One minute and forty-five seconds later, the captain entered the cockpit. The BEA update reports flight conditions as, “The altitude was then about 35,000 ft, the angle of attack exceeded 40 degrees and the vertical speed was about -10,000 ft/min. The airplane’s pitch attitude did not exceed 15 degrees and the engines’ N1’s were close to 100%. The airplane was subject to roll oscillations that sometimes reached 40 degrees. The PF made an input on the sidestick to the left and nose-up stops, which lasted about 30 seconds”.
The BEA update concludes: At this stage of the investigation, as an addition to the BEA interim reports of 2 July and 17 December 2009, the following new facts have been established:
- The composition of the crew was in accordance with the operator’s procedures.
- At the time of the event, the weight and balance of the airplane were within the operational limits.
- At the time of the event, the two co-pilots were seated in the cockpit and the Captain was resting. The latter returned to the cockpit about 1 min 30 after the disengagement of the autopilot.
- There was an inconsistency between the speeds displayed on the left side and the integrated standby instrument system (ISIS).
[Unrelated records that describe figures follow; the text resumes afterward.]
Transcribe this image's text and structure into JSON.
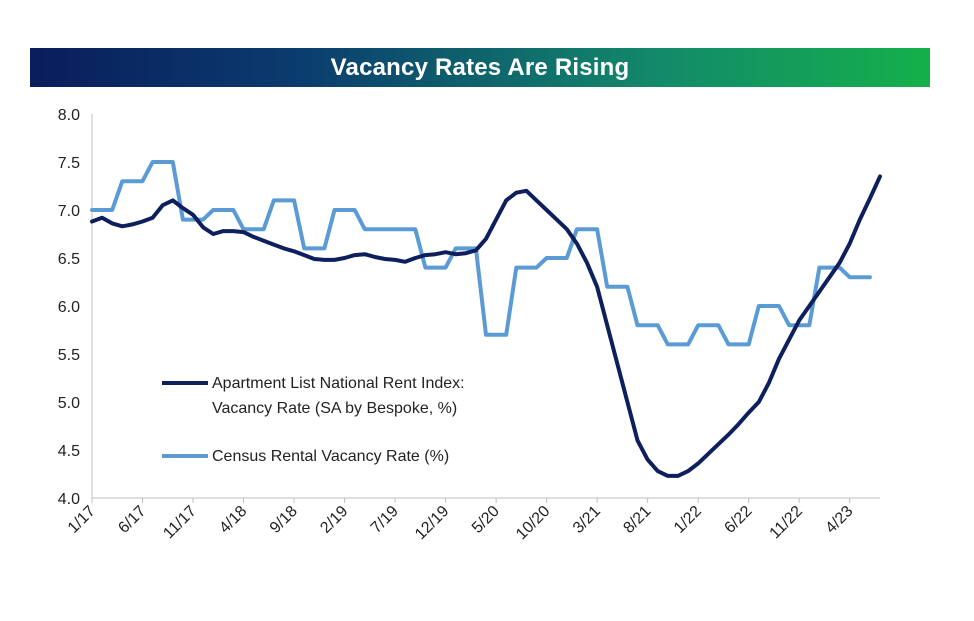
{
  "chart_data": {
    "type": "line",
    "title": "Vacancy Rates Are Rising",
    "xlabel": "",
    "ylabel": "",
    "ylim": [
      4.0,
      8.0
    ],
    "yticks": [
      "8.0",
      "7.5",
      "7.0",
      "6.5",
      "6.0",
      "5.5",
      "5.0",
      "4.5",
      "4.0"
    ],
    "x_tick_labels": [
      "1/17",
      "6/17",
      "11/17",
      "4/18",
      "9/18",
      "2/19",
      "7/19",
      "12/19",
      "5/20",
      "10/20",
      "3/21",
      "8/21",
      "1/22",
      "6/22",
      "11/22",
      "4/23"
    ],
    "x_tick_months": [
      0,
      5,
      10,
      15,
      20,
      25,
      30,
      35,
      40,
      45,
      50,
      55,
      60,
      65,
      70,
      75
    ],
    "x_max_month": 78,
    "grid": false,
    "legend_position": "lower-left",
    "colors": {
      "apartment_list": "#0d1f5c",
      "census": "#5b9bd5"
    },
    "series": [
      {
        "name": "Apartment List National Rent Index: Vacancy Rate (SA by Bespoke, %)",
        "legend_lines": [
          "Apartment List National Rent Index:",
          "Vacancy Rate (SA by Bespoke, %)"
        ],
        "color_key": "apartment_list",
        "points": [
          [
            0,
            6.88
          ],
          [
            1,
            6.92
          ],
          [
            2,
            6.86
          ],
          [
            3,
            6.83
          ],
          [
            4,
            6.85
          ],
          [
            5,
            6.88
          ],
          [
            6,
            6.92
          ],
          [
            7,
            7.05
          ],
          [
            8,
            7.1
          ],
          [
            9,
            7.02
          ],
          [
            10,
            6.95
          ],
          [
            11,
            6.82
          ],
          [
            12,
            6.75
          ],
          [
            13,
            6.78
          ],
          [
            14,
            6.78
          ],
          [
            15,
            6.77
          ],
          [
            16,
            6.72
          ],
          [
            17,
            6.68
          ],
          [
            18,
            6.64
          ],
          [
            19,
            6.6
          ],
          [
            20,
            6.57
          ],
          [
            21,
            6.53
          ],
          [
            22,
            6.49
          ],
          [
            23,
            6.48
          ],
          [
            24,
            6.48
          ],
          [
            25,
            6.5
          ],
          [
            26,
            6.53
          ],
          [
            27,
            6.54
          ],
          [
            28,
            6.51
          ],
          [
            29,
            6.49
          ],
          [
            30,
            6.48
          ],
          [
            31,
            6.46
          ],
          [
            32,
            6.5
          ],
          [
            33,
            6.53
          ],
          [
            34,
            6.54
          ],
          [
            35,
            6.56
          ],
          [
            36,
            6.54
          ],
          [
            37,
            6.55
          ],
          [
            38,
            6.58
          ],
          [
            39,
            6.7
          ],
          [
            40,
            6.9
          ],
          [
            41,
            7.1
          ],
          [
            42,
            7.18
          ],
          [
            43,
            7.2
          ],
          [
            44,
            7.1
          ],
          [
            45,
            7.0
          ],
          [
            46,
            6.9
          ],
          [
            47,
            6.8
          ],
          [
            48,
            6.65
          ],
          [
            49,
            6.45
          ],
          [
            50,
            6.2
          ],
          [
            51,
            5.8
          ],
          [
            52,
            5.4
          ],
          [
            53,
            5.0
          ],
          [
            54,
            4.6
          ],
          [
            55,
            4.4
          ],
          [
            56,
            4.28
          ],
          [
            57,
            4.23
          ],
          [
            58,
            4.23
          ],
          [
            59,
            4.28
          ],
          [
            60,
            4.36
          ],
          [
            61,
            4.46
          ],
          [
            62,
            4.56
          ],
          [
            63,
            4.66
          ],
          [
            64,
            4.77
          ],
          [
            65,
            4.89
          ],
          [
            66,
            5.0
          ],
          [
            67,
            5.2
          ],
          [
            68,
            5.45
          ],
          [
            69,
            5.65
          ],
          [
            70,
            5.85
          ],
          [
            71,
            6.0
          ],
          [
            72,
            6.15
          ],
          [
            73,
            6.3
          ],
          [
            74,
            6.45
          ],
          [
            75,
            6.65
          ],
          [
            76,
            6.9
          ],
          [
            77,
            7.12
          ],
          [
            78,
            7.35
          ]
        ]
      },
      {
        "name": "Census Rental Vacancy Rate (%)",
        "legend_lines": [
          "Census Rental Vacancy Rate (%)"
        ],
        "color_key": "census",
        "points": [
          [
            0,
            7.0
          ],
          [
            2,
            7.0
          ],
          [
            3,
            7.3
          ],
          [
            5,
            7.3
          ],
          [
            6,
            7.5
          ],
          [
            8,
            7.5
          ],
          [
            9,
            6.9
          ],
          [
            11,
            6.9
          ],
          [
            12,
            7.0
          ],
          [
            14,
            7.0
          ],
          [
            15,
            6.8
          ],
          [
            17,
            6.8
          ],
          [
            18,
            7.1
          ],
          [
            20,
            7.1
          ],
          [
            21,
            6.6
          ],
          [
            23,
            6.6
          ],
          [
            24,
            7.0
          ],
          [
            26,
            7.0
          ],
          [
            27,
            6.8
          ],
          [
            32,
            6.8
          ],
          [
            33,
            6.4
          ],
          [
            35,
            6.4
          ],
          [
            36,
            6.6
          ],
          [
            38,
            6.6
          ],
          [
            39,
            5.7
          ],
          [
            41,
            5.7
          ],
          [
            42,
            6.4
          ],
          [
            44,
            6.4
          ],
          [
            45,
            6.5
          ],
          [
            47,
            6.5
          ],
          [
            48,
            6.8
          ],
          [
            50,
            6.8
          ],
          [
            51,
            6.2
          ],
          [
            53,
            6.2
          ],
          [
            54,
            5.8
          ],
          [
            56,
            5.8
          ],
          [
            57,
            5.6
          ],
          [
            59,
            5.6
          ],
          [
            60,
            5.8
          ],
          [
            62,
            5.8
          ],
          [
            63,
            5.6
          ],
          [
            65,
            5.6
          ],
          [
            66,
            6.0
          ],
          [
            68,
            6.0
          ],
          [
            69,
            5.8
          ],
          [
            71,
            5.8
          ],
          [
            72,
            6.4
          ],
          [
            74,
            6.4
          ],
          [
            75,
            6.3
          ],
          [
            77,
            6.3
          ]
        ]
      }
    ]
  }
}
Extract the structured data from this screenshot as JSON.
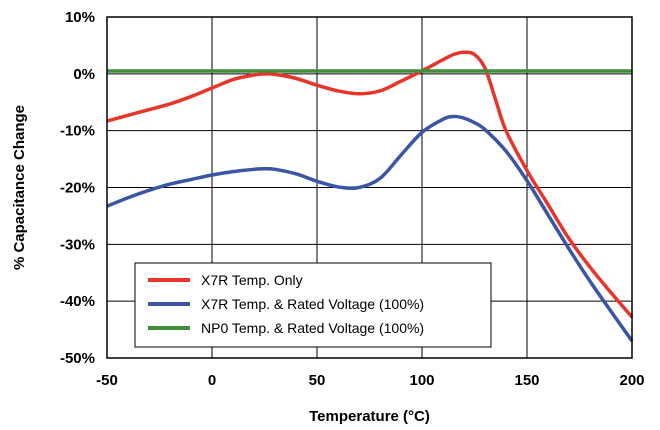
{
  "chart_data": {
    "type": "line",
    "title": "",
    "xlabel": "Temperature (°C)",
    "ylabel": "% Capacitance Change",
    "xlim": [
      -50,
      200
    ],
    "ylim": [
      -50,
      10
    ],
    "x_ticks": [
      -50,
      0,
      50,
      100,
      150,
      200
    ],
    "x_tick_labels": [
      "-50",
      "0",
      "50",
      "100",
      "150",
      "200"
    ],
    "y_ticks": [
      10,
      0,
      -10,
      -20,
      -30,
      -40,
      -50
    ],
    "y_tick_labels": [
      "10%",
      "0%",
      "-10%",
      "-20%",
      "-30%",
      "-40%",
      "-50%"
    ],
    "grid": true,
    "legend_position": "bottom-left",
    "series": [
      {
        "name": "X7R Temp. Only",
        "color": "#e8352b",
        "x": [
          -50,
          -40,
          -30,
          -20,
          -10,
          0,
          10,
          20,
          25,
          30,
          40,
          50,
          60,
          70,
          80,
          90,
          100,
          110,
          115,
          120,
          125,
          130,
          135,
          140,
          150,
          160,
          170,
          180,
          190,
          200
        ],
        "y": [
          -8.3,
          -7.3,
          -6.3,
          -5.3,
          -4.0,
          -2.5,
          -1.0,
          -0.2,
          0.0,
          -0.1,
          -0.8,
          -2.0,
          -3.0,
          -3.5,
          -3.0,
          -1.3,
          0.5,
          2.5,
          3.4,
          3.8,
          3.4,
          1.0,
          -4.5,
          -10.0,
          -17.0,
          -23.0,
          -29.0,
          -34.0,
          -38.5,
          -42.8
        ]
      },
      {
        "name": "X7R Temp. & Rated Voltage (100%)",
        "color": "#3a55a4",
        "x": [
          -50,
          -40,
          -30,
          -20,
          -10,
          0,
          10,
          20,
          25,
          30,
          40,
          50,
          60,
          70,
          80,
          90,
          100,
          110,
          115,
          120,
          125,
          130,
          140,
          150,
          160,
          170,
          180,
          190,
          200
        ],
        "y": [
          -23.3,
          -21.8,
          -20.5,
          -19.4,
          -18.6,
          -17.8,
          -17.2,
          -16.8,
          -16.7,
          -16.8,
          -17.6,
          -18.9,
          -19.9,
          -20.0,
          -18.4,
          -14.3,
          -10.3,
          -8.0,
          -7.5,
          -7.8,
          -8.6,
          -9.8,
          -13.6,
          -18.8,
          -24.8,
          -30.8,
          -36.5,
          -41.8,
          -47.0
        ]
      },
      {
        "name": "NP0 Temp. & Rated Voltage (100%)",
        "color": "#3f8f3a",
        "x": [
          -50,
          200
        ],
        "y": [
          0.5,
          0.5
        ]
      }
    ]
  }
}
This lasted for less than one minute.
- After the autopilot disengagement: The airplane climbed to 38,000 ft; the stall warning was triggered and the airplane stalled; the inputs made by the PF were mainly nose-up; the descent lasted 3 min 30, during which the airplane remained stalled.
- The angle of attack increased and remained above 35 degrees
- The engines were operating and always responded to crew commands.
- The last recorded values were a pitch attitude of 16.2 degrees nose-up, a roll angle of 5.3 degrees left and a vertical speed of -10,912 ft/min.